Assailed from all sides

21 April 2018, 20:43 | Updated: 21 April 2018, 20:49

brexit

Vast numbers of doddery, chuntering old geezers coalesced into one giant geriatric fist of fury that dealt the government a biff on the bonce.

It was one of the largest votes that the House of Lords has ever seen and they were there for one purpose. It was to stick up for Britain's interests or to thwart Brexit, depending on your fixed-in-concrete point of view.

The Lords voted by 348 to 225 that the government should have to consider remaining in the EU's Customs Union.

This did not go down well with Theresa May who had personally drawn a red line around that issue.

She seems to have been free with the use of red lines.

The prime Minister has drawn so many red lines on various negotiation points concerning Brexit that she stands in a swirling maelstrom of them and she might be hard pressed to find an escape.

The Lords also thwacked the government on its disinclination to guarantee the rights of EU citizens once we leave the EU.

Twice stymied in the same week.                 

But that was not the extent of the Mrs May's troubles.

There was also The Troubles.

Brussels rejected all of Britain's fudging about the border between a brexited Northern Ireland and the rest of the Emerald Isle which will remain in the EU.

European negotiators insist that there cannot be no border between the EU and the UK, but the British insist that there can be no hard border because people might start shooting each other again.

The EU say there must be border controls for tax and standards reasons and the British say that the border must not be in the Irish Sea, or on land, Sinn Fein want Northern Ireland to remain in the Customs Union and Single Market but the DUP, on whom the PM relies, want no difference in rules from the rest of the UK.
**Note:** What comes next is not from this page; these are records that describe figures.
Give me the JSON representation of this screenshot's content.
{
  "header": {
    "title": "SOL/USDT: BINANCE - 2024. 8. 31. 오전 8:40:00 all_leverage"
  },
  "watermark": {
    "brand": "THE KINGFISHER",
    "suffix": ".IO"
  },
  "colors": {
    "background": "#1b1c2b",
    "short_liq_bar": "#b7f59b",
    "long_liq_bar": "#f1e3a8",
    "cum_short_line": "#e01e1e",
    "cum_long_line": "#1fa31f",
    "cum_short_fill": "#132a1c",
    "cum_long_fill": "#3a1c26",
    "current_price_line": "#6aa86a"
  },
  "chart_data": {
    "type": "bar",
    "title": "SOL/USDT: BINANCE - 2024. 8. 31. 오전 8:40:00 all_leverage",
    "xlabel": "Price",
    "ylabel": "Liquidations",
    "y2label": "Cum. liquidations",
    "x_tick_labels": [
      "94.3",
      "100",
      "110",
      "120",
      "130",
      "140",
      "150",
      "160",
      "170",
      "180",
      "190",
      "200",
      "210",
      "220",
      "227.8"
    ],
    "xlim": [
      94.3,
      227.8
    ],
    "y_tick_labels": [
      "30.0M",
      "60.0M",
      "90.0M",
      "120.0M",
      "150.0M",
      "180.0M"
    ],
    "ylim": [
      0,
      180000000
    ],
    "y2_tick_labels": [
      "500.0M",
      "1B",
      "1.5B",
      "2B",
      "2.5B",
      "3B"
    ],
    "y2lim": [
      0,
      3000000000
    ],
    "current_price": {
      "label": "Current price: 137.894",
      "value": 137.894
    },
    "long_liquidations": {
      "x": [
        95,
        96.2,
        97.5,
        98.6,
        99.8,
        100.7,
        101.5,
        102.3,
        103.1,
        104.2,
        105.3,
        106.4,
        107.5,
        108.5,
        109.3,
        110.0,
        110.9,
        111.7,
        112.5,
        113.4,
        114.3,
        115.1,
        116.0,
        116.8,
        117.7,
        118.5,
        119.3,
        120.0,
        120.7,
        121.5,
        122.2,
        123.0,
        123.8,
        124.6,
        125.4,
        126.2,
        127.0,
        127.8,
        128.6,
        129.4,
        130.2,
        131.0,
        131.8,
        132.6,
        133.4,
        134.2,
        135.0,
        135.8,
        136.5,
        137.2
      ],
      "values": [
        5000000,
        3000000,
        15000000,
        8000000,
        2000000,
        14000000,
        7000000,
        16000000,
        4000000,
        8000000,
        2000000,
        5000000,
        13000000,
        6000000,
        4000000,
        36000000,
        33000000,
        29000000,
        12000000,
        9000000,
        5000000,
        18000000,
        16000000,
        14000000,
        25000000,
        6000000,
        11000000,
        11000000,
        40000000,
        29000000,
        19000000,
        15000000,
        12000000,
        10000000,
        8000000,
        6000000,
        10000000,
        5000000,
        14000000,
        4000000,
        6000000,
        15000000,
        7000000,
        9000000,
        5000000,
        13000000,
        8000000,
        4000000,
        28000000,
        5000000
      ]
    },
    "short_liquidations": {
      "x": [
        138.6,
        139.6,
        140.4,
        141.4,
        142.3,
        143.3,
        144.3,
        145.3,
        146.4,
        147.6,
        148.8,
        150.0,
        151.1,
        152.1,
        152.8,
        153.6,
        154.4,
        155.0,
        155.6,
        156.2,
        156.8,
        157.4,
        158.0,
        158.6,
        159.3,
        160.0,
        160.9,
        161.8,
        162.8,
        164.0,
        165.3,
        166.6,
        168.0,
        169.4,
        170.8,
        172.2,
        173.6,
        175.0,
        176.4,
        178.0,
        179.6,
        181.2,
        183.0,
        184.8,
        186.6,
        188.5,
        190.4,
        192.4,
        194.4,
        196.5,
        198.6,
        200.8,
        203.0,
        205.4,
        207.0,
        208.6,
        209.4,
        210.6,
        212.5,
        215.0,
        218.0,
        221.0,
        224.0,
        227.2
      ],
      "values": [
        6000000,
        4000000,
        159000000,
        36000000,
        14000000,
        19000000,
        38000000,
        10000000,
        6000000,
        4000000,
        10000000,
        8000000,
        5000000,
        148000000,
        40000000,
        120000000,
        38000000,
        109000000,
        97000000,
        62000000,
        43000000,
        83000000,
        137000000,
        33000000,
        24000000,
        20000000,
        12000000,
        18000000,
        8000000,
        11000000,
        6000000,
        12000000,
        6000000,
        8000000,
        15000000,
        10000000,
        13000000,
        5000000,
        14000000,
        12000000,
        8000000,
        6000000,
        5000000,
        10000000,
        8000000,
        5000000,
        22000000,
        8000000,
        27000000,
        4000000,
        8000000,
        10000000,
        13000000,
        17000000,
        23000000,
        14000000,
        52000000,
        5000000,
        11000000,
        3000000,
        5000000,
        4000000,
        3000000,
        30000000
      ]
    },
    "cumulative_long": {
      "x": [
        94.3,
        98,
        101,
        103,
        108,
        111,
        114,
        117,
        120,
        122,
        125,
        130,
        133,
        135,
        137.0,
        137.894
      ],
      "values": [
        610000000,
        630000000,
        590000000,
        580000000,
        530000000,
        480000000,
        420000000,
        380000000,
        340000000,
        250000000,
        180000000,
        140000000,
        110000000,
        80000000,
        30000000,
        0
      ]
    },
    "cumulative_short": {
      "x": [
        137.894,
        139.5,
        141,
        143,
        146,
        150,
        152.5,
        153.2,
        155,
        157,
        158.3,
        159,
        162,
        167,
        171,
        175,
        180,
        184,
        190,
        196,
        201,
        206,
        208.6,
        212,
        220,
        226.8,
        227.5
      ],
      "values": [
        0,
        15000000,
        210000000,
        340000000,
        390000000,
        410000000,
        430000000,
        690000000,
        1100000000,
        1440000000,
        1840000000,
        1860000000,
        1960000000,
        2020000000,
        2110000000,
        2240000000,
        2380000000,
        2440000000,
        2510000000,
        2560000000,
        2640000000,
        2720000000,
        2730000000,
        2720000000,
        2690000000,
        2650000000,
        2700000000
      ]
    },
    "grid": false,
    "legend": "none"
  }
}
If we leave the EU completely with a hard Brexit, Sinn Fein will be upset, if Northern Ireland retains some synchronicity while the rest of the UK goes its merry way, the DUP will be upset, if there are no borders, the EU will be upset and if there are borders, the UK will be upset.

Basically, everybody that has a say wants something completely different from everybody else and it’s a bit like untangling the Christmas tree lights – you know there must be a way to straighten it all out but you can't quite fathom how.

If European setbacks for the government had ended there this week, it would have been bad enough, but there was more.

A group of ex-pats are attempting to have the entire Brexit process annulled because they have been disenfranchised.

The referendum rule that stated that those Britons living overseas for 15 or more years should not get a say deprived those people of their rights to vote.

If, after Brexit, they will be forced to relocate to these damp isles, after sunning themselves in Spain for years, they will be sore upset.

Hence the campaign to throw out the whole leaving process.

They have been reduced to second class citizens without a voice on issues that directly affect them.

That's hardly taking back control.

And if that were all that the government had to contend with, on top of the festival of apology over the Windrush scandal, it would have been plenty, but it wasn't all.

A British fishing firm has won the right to appeal the decision by Boris Johnson to award valuable licences to fish British waters near the Falkland Islands to foreign companies.

This is the same Boris Johnson who, before the referendum, exited the Leave battle bus - the one with the lie about £350m a week for the NHS - and declared to the fishermen of Lowestoft that foreign firms were stealing our fish.

Now he has stopped them stealing by giving the fish away instead.

It is an interesting solution to the problem. If that policy were rolled out, the crime numbers would fall in an instant.

It's all a bit of a muddle.

Is this the strong and stable government we were promised by the PM?

It's a good job it's not a coalition of chaos, because that would be embarrassing.